Muchas veces en nuestro matrimonio o en nuestra vida espiritual buscamos lo que Dios puede hacer por nosotros: que resuelva un problema, que cambie una situación, que alivie un sufrimiento… Jesús no desprecia nuestras peticiones; las escucha con ternura, pero a menudo, antes de cambiar nuestras circunstancias, quiere enseñarnos a vivir con el corazón apoyado en Él.
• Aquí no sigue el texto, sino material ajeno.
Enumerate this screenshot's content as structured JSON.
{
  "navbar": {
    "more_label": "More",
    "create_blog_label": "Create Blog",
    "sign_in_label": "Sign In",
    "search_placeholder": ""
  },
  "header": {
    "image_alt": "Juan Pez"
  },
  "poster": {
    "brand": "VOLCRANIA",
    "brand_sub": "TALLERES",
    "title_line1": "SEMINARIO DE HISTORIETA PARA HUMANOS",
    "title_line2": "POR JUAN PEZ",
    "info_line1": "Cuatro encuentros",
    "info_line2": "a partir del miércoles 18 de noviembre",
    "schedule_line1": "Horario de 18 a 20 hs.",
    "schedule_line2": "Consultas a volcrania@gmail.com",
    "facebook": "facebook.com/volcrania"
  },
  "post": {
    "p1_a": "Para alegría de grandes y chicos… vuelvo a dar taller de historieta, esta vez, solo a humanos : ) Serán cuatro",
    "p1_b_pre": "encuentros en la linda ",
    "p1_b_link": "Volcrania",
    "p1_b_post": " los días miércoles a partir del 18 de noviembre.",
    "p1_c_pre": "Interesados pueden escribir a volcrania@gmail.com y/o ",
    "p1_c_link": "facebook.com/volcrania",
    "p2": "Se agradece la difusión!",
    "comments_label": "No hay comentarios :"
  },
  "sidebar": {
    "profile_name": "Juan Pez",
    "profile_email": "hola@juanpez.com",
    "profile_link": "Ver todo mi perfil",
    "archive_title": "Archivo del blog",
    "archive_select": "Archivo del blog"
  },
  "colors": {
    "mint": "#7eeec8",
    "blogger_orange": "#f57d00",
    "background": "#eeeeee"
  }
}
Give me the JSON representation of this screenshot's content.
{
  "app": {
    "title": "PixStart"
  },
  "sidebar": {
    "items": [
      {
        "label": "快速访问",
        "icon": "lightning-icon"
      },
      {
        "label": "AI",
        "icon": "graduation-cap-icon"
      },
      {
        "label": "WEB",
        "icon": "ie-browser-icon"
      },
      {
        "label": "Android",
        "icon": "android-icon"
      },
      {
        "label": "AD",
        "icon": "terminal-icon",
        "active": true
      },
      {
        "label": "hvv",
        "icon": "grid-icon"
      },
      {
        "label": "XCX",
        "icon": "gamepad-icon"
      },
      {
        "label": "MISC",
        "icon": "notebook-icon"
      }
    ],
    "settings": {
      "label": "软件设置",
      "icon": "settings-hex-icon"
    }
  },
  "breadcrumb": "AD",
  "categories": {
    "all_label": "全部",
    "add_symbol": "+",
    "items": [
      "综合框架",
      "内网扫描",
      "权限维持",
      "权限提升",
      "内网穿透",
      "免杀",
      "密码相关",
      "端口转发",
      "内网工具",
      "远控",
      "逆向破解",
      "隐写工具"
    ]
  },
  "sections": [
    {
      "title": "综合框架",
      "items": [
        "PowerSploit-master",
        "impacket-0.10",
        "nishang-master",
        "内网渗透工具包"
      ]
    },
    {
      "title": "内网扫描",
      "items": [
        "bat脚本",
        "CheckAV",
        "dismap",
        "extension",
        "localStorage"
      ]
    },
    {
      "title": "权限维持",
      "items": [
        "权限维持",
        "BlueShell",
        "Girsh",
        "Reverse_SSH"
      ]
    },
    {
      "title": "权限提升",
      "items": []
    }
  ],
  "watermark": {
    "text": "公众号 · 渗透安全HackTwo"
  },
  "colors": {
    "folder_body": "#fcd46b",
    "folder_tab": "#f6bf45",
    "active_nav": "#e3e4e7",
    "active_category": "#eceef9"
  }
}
Cuando Cristo ocupa el centro de nuestra vida, puede que las circunstancias no cambien de inmediato, pero sí cambia nuestro corazón y, con él, nuestra manera de vivirlas. Entonces, incluso la espera se convierte en un lugar de encuentro con Él.

Aterrizado a la vida Matrimonial:

Luis: Llevamos más de un año rezando por nuestra hija, por esta situación tan dolorosa y todo sigue igual… No entiendo nada…
Marta: Yo también Luis. Me desespera que el Señor no actúe. Muchas veces le digo: Señor ¿dónde estás? ¡Llegas tarde! ¿Cómo puedes permitir esta situación?
Luis: Quizá el Señor quiere regalarnos algo todavía más grande.
Marta: ¿Más grande?, perdona pero no se me ocurre qué puede haber más grande que recuperar a nuestra hija.
Luis: Yo también quiero eso. Y no voy a dejar de pedirlo. Pero quizá, mientras esperamos ese milagro, el Señor ya está haciendo otro en nosotros: enseñarnos a confiar más en Él, descubrir que no ha abandonado a nuestra hija, que la quiere incluso más que nosotros, enseñarnos a no vivir esclavos del miedo… y además experimentar una intimidad con el Señor que no hubiéramos tenido sin esta prueba.
Marta: Gracias Luis… Me acabas de abrir los ojos. El problema puede durar un tiempo o resolverse mañana, pero aprender a confiar, a esperar y a caminar con Cristo… ese don nadie nos lo podrá arrebatar.
Luis: Así es. Fíjate que Jesús acabó resucitando a Lázaro. No dejó de concederles lo que tanto deseaban, pero antes quiso regalarles algo que nadie podía quitarles: una fe apoyada en Él.

Madre,

Cuando no entendamos los tiempos de Dios, recuérdanos que Él nunca llega tarde y enséñanos a esperar de otra manera. ¡Bendita y alabada seas por siempre!